En l’occurrence, le cahier des charges remis par l’employeur met en évidence que les tâches de l’assuré ne se limitaient pas à la conduite d’une équipe d’ouvriers – qui constitue la responsabilité principale d’un contremaître -, et que ce dernier était censé assumer plus largement, dès son engagement, une fonction de direction au sein de l’entreprise. On ne saurait considérer que cet aspect de son travail était déjà connu de l’assurance-accidents au vu des éléments qui lui avaient été soumis, notamment la déclaration d’accident. Certes, l’assuré avait un salaire important. C’est ce qui a d’ailleurs conduit l’assurance-accidents à éprouver des doutes sur la réalité de ce salaire, le montant indiqué à ce titre par l’employeur lui apparaissant trop élevé par rapport à la rémunération usuelle de la branche pour une fonction de contremaître.
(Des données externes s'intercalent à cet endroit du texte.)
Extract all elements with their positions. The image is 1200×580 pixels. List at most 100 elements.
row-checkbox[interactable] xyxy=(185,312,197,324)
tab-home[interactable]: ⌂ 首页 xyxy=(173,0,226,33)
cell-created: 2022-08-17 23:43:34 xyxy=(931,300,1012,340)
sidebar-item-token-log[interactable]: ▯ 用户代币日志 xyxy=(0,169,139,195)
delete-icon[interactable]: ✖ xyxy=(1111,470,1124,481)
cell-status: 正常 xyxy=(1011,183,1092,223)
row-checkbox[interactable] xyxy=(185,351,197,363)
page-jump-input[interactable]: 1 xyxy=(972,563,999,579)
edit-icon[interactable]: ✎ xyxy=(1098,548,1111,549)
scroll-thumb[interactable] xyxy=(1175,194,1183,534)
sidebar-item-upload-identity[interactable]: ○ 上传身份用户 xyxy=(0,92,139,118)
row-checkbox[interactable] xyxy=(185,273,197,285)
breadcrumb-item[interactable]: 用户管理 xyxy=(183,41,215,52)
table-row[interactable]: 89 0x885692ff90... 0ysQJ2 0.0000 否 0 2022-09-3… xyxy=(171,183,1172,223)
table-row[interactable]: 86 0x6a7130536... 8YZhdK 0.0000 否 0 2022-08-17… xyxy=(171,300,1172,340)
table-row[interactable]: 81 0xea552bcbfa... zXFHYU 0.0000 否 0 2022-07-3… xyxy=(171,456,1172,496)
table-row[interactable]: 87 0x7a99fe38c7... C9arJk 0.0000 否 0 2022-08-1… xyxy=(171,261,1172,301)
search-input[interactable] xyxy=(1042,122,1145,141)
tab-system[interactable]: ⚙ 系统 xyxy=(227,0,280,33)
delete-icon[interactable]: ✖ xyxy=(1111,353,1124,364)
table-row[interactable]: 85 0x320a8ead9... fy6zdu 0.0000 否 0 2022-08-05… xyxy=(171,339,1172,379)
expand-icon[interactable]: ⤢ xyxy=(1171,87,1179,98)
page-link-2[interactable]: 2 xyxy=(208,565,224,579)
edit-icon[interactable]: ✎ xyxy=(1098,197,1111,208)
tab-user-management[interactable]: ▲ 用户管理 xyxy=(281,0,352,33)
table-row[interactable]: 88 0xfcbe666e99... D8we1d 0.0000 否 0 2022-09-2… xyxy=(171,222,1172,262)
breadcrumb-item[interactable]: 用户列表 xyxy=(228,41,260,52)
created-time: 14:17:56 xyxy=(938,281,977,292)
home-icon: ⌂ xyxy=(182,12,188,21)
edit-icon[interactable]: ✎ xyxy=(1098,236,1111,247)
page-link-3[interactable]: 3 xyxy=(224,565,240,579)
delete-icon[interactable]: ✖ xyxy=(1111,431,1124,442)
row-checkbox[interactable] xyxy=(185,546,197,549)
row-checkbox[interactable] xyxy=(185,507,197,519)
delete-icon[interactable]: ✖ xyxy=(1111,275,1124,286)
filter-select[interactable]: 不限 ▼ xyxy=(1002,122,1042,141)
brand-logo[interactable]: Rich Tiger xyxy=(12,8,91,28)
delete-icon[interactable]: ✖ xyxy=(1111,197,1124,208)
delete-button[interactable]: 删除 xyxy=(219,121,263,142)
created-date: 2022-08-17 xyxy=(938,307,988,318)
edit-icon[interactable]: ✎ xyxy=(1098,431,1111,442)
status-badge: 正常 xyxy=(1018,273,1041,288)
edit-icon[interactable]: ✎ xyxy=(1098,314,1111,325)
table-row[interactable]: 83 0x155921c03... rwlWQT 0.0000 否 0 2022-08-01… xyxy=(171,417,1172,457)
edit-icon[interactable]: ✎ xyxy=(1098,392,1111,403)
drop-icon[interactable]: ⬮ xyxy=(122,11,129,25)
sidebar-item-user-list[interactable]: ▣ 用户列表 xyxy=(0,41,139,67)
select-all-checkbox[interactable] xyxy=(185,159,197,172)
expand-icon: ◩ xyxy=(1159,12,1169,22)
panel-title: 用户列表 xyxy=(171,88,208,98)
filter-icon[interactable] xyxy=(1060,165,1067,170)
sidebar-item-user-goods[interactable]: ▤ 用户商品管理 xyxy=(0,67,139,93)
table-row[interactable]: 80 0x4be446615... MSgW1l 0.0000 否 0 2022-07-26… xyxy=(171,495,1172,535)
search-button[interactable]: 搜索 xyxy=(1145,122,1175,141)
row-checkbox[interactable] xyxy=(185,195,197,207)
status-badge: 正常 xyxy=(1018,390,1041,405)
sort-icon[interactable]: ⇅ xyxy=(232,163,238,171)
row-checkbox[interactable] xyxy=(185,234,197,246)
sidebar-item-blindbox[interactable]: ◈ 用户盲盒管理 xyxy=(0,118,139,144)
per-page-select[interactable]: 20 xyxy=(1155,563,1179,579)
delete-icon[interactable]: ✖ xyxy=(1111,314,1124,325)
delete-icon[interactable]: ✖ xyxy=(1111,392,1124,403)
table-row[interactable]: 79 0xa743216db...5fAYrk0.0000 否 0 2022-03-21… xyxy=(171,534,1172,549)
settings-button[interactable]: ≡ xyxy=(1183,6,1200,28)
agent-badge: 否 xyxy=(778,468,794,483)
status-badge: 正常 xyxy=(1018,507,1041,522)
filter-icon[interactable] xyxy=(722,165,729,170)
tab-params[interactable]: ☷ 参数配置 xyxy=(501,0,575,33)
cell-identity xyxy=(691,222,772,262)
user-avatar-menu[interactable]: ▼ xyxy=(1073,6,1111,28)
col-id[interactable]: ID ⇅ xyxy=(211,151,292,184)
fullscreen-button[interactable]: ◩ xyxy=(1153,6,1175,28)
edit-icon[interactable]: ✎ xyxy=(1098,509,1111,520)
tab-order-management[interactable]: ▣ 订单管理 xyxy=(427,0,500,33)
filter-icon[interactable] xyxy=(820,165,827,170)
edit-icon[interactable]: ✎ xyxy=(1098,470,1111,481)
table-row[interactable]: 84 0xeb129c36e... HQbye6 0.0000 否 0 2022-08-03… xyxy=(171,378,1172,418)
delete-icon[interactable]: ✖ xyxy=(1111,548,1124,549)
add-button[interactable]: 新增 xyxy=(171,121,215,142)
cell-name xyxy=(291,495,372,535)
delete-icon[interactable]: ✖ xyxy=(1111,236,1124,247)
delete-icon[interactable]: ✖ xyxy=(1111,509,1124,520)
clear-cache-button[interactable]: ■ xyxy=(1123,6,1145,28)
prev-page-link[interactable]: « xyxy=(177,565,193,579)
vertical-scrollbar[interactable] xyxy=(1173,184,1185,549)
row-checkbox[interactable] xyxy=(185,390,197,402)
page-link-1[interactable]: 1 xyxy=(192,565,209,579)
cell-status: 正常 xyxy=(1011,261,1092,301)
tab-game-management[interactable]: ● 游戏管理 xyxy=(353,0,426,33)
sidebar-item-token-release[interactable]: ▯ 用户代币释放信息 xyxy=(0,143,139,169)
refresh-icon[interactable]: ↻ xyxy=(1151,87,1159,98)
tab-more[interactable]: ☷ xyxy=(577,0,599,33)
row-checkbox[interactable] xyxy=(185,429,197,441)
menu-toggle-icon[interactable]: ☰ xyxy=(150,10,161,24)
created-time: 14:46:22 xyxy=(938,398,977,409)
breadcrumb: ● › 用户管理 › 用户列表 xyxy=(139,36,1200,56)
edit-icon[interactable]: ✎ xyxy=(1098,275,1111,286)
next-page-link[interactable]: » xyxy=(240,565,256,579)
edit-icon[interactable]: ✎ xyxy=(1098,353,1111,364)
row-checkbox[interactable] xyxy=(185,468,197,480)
Or lorsque l’assurance-accidents a réduit le montant de l’indemnité journalière en raison du caractère non réaliste du salaire annoncé, ni l’assuré ni l’employeur n’ont apporté la moindre indication lui permettant de savoir que la rémunération convenue était liée à des responsabilités plus étendues que la conduite d’une équipe de poseurs de sol. En particulier, le contrat de travail non daté et non signé produit par l’employeur en réaction à la réduction de l’indemnité ne faisait que rappeler que l’assuré était engagé en tant que contremaître et ne contenait aucun descriptif des tâches et responsabilités confiées à l’assuré. L’assurance-accidents ne disposait ainsi d’aucun indice de nature à la faire douter de la nature exacte de l’activité de ce dernier et de sa position dans l’entreprise, et n’avait pas non plus de raison d’orienter ses recherches en sens. Par conséquent, c’est à juste titre que la cour cantonale est parvenue à la conclusion que la véritable fonction de l’assuré au sein de l’entreprise telle qu’elle ressort dudit cahier des charges constitue un fait nouveau au sens de l’art. 53 al. 1 LPGA, dont l’assurance-accidents n’avait ni ne pouvait avoir connaissance précédemment.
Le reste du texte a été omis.